Retour sur les causes de la suppression de 44 guichets en 2021

Septembre 2020 : L’accord de gouvernement fédéral prévoit la conclusion de nouveaux contrats de gestion pour Infrabel et pour la SNCB pour une durée de dix ans 1. Cette information n’est pas anodine quand on sait que les derniers contrats de gestion des deux entreprises publiques ont été conclus en 2008 pour une durée de cinq ans… Même s’ils ont été modifiés à la marge par des avenants et prolongés par Arrêtés Royaux, il n’y a plus eu de grandes réflexions sur les enjeux ferroviaires entre l’Etat et les deux entités depuis plus de dix ans !

Février 2021 : Une polémique nait autour de la décision prise par la SNCB de fermer définitivement d’ici fin 2021 les guichets de 44 gares et de réduire les heures d’ouverture dans 38 autres. Un choix qui interpelle quand on sait que la SNCB a pour slogan « le client est central ». Une devise qui semble très théorique avec cette réduction du service aux voyageurs dans ces 82 gares. La SNCB se réfugie derrière l’argumentaire selon lequel il s’agit d’une tendance voulue par les clients eux-mêmes. On constate en effet une diminution de la vente aux guichets depuis qu’on en ferme à tour de bras. Tout est fait pour aller dans le sens de « l’histoire » : la digitalisation. Et tant pis pour la fracture numérique… qui finira peut-être par déplacer le personnel des guichets vers les automates pour y aider les voyageurs, comme en Suède ?

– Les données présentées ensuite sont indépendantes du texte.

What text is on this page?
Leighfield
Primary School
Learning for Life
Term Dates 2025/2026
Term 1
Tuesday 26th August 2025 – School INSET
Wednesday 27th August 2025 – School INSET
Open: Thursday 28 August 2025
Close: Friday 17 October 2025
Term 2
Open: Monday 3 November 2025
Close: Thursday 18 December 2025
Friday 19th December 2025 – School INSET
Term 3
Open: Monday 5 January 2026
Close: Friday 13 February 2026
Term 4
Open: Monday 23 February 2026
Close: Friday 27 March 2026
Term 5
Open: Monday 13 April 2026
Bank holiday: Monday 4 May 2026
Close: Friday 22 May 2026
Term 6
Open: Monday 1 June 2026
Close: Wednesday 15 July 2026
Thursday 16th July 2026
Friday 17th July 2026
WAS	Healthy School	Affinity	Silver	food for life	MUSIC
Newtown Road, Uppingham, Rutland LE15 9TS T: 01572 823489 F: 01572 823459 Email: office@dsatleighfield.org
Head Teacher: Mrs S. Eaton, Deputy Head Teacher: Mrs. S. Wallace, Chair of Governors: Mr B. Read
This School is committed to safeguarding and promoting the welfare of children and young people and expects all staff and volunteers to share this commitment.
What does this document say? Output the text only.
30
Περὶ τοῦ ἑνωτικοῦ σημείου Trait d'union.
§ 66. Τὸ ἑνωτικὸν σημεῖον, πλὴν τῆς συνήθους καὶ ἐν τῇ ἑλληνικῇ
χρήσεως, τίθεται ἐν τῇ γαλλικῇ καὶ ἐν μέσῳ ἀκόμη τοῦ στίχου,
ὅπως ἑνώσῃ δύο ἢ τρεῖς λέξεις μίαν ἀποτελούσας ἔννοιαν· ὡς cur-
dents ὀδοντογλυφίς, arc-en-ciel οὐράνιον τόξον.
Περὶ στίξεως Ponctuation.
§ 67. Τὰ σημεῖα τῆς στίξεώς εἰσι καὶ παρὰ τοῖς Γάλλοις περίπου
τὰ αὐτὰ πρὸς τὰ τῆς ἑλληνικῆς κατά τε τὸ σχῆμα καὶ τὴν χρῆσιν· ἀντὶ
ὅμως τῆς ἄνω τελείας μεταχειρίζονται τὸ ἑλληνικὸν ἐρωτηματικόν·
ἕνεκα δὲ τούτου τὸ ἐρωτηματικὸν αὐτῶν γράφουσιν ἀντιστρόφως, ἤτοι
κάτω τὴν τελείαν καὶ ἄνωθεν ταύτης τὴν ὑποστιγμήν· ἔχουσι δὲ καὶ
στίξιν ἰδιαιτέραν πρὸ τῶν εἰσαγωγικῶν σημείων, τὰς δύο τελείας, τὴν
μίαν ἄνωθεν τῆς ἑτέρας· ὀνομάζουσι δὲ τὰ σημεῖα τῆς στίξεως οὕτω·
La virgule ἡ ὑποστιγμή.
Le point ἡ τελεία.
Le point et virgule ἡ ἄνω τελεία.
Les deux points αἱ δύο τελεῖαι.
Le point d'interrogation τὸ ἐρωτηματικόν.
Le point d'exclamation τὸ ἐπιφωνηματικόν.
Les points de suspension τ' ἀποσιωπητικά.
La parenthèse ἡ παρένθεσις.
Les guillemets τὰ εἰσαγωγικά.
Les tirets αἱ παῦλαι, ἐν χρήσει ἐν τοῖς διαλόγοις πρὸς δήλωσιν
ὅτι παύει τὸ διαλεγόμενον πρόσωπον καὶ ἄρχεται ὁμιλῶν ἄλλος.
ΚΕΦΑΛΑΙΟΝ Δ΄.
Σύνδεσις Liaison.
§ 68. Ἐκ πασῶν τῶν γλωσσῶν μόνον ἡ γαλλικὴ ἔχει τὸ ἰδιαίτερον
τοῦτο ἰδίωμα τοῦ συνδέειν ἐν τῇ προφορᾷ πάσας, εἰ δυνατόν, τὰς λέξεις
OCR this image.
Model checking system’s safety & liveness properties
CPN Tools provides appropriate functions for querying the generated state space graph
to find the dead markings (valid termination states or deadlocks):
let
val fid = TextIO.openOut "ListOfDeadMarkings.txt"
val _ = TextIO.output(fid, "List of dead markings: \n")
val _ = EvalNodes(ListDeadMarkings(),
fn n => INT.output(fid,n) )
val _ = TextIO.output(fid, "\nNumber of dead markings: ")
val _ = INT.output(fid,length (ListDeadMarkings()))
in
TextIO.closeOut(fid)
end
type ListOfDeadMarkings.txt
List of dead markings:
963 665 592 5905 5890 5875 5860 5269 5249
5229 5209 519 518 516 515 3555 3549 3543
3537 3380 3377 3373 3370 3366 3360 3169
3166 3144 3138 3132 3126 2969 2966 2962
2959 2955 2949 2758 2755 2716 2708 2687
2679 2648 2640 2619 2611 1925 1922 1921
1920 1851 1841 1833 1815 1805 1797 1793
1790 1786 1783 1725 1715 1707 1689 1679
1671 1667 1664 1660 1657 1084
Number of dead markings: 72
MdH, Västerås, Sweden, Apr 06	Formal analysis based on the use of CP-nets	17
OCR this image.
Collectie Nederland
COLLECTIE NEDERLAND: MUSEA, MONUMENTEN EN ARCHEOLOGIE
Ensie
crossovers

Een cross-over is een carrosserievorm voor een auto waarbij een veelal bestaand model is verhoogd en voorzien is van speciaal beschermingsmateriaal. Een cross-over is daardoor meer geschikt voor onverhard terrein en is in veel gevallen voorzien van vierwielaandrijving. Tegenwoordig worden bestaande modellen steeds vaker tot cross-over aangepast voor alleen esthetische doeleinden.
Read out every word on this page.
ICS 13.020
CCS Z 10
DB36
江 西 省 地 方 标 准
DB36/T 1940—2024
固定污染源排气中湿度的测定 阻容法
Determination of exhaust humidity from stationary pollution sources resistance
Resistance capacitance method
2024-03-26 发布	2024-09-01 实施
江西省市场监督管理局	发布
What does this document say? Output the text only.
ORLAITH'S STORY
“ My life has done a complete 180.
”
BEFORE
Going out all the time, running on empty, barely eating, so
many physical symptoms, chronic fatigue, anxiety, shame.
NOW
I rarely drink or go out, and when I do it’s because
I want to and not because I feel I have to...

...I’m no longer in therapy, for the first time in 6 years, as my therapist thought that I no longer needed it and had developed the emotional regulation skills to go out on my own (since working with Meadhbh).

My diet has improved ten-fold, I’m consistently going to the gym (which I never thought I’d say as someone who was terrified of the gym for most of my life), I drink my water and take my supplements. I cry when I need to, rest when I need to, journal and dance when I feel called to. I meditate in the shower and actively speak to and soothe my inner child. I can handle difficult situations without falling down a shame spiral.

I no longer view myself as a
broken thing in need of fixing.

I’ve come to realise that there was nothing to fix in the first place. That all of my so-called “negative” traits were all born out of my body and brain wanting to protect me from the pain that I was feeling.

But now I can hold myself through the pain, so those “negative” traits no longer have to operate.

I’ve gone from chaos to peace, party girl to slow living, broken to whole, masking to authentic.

Quel lien entre ces deux décisions ?

L’absence de renouvellement de contrats de gestion, en bonne et due forme, pendant 10 ans est symptomatique des relations entre l’Etat et ses entreprises ferroviaires. Pour bien interpréter le psychodrame de février entre la SNCB et le Ministre de tutelle, il est important de comprendre que la SNCB et Infrabel sont presqu’en roue libre depuis une décennie. Elles appliquent leurs propres stratégies sous la tutelle peu contraignante de l’Etat, qui les a bien souvent laissé agir à leur guise tout en réduisant leurs financements.

Le contrat de gestion 2008-2012 est obsolète au niveau de la plupart de ses objectifs. La société a évolué, la crise climatique s’est accentuée. Le résultat est problématique : la SNCB et Infrabel frayent leur chemin en gérant d’année en année leurs activités sans vision politique à long terme. Renouveler un contrat de gestion, c’est fixer de nouveaux objectifs de service public aux deux entreprises. Le maintien des guichets aurait pu être un de ces impératifs fixés par l’Etat. On ne saura jamais si des contrats de gestion plus récents auraient permis d’éviter ces fermetures.

C’est aussi une histoire de gros sous : les impératifs budgétaires imposés par les gouvernements successifs sont tels que le rail belge n’a eu d’autre choix que de rationaliser certaines activités pour en maintenir ou accroître d’autres. Aussi, la SNCB applique, depuis des années, le choix de réduire ses coûts par la digitalisation de la vente de ses produits : généralisation des automates, ventes en ligne. La présence de guichets ne cesse de s’estomper dans le paysage belge. Le tardif sursaut du Ministre Gilkinet en février n’y changera rien. 

En conclusion, la fermeture des guichets, mais également le retard abyssal des travaux du RER bruxellois, sont le résultat d’un manque d’ambition et de vision politique pour le rail aggravé par des restrictions budgétaires qui imposent aux entreprises ferroviaires de faire des choix pouvant s’avérer défavorables aux voyageur.euses.

Il est temps de se poser les bonnes questions. Que voulons-nous pour nos guichets ? Que voulons-nous pour nos gares ? Quelle ponctualité souhaitons-nous pour nos trains ? Quelle qualité de service attendons-nous du chemin de fer en Belgique ? Quelles lignes voulons-nous conserver ou réactiver ? Voulons-nous que les transports publics constituent une alternative crédible à l’automobile ? Comment organiser efficacement l’intermodalité entre les différents modes de déplacements ? Ne faut-il pas imaginer d’ici à 20 ans un doublement de l’offre de transport ferroviaire en termes de fréquence et d’amplitude pour prendre des parts de marché à la voiture ? Comment nos gares pourront-elles accueillir un flux de voyageur·euses beaucoup plus important ?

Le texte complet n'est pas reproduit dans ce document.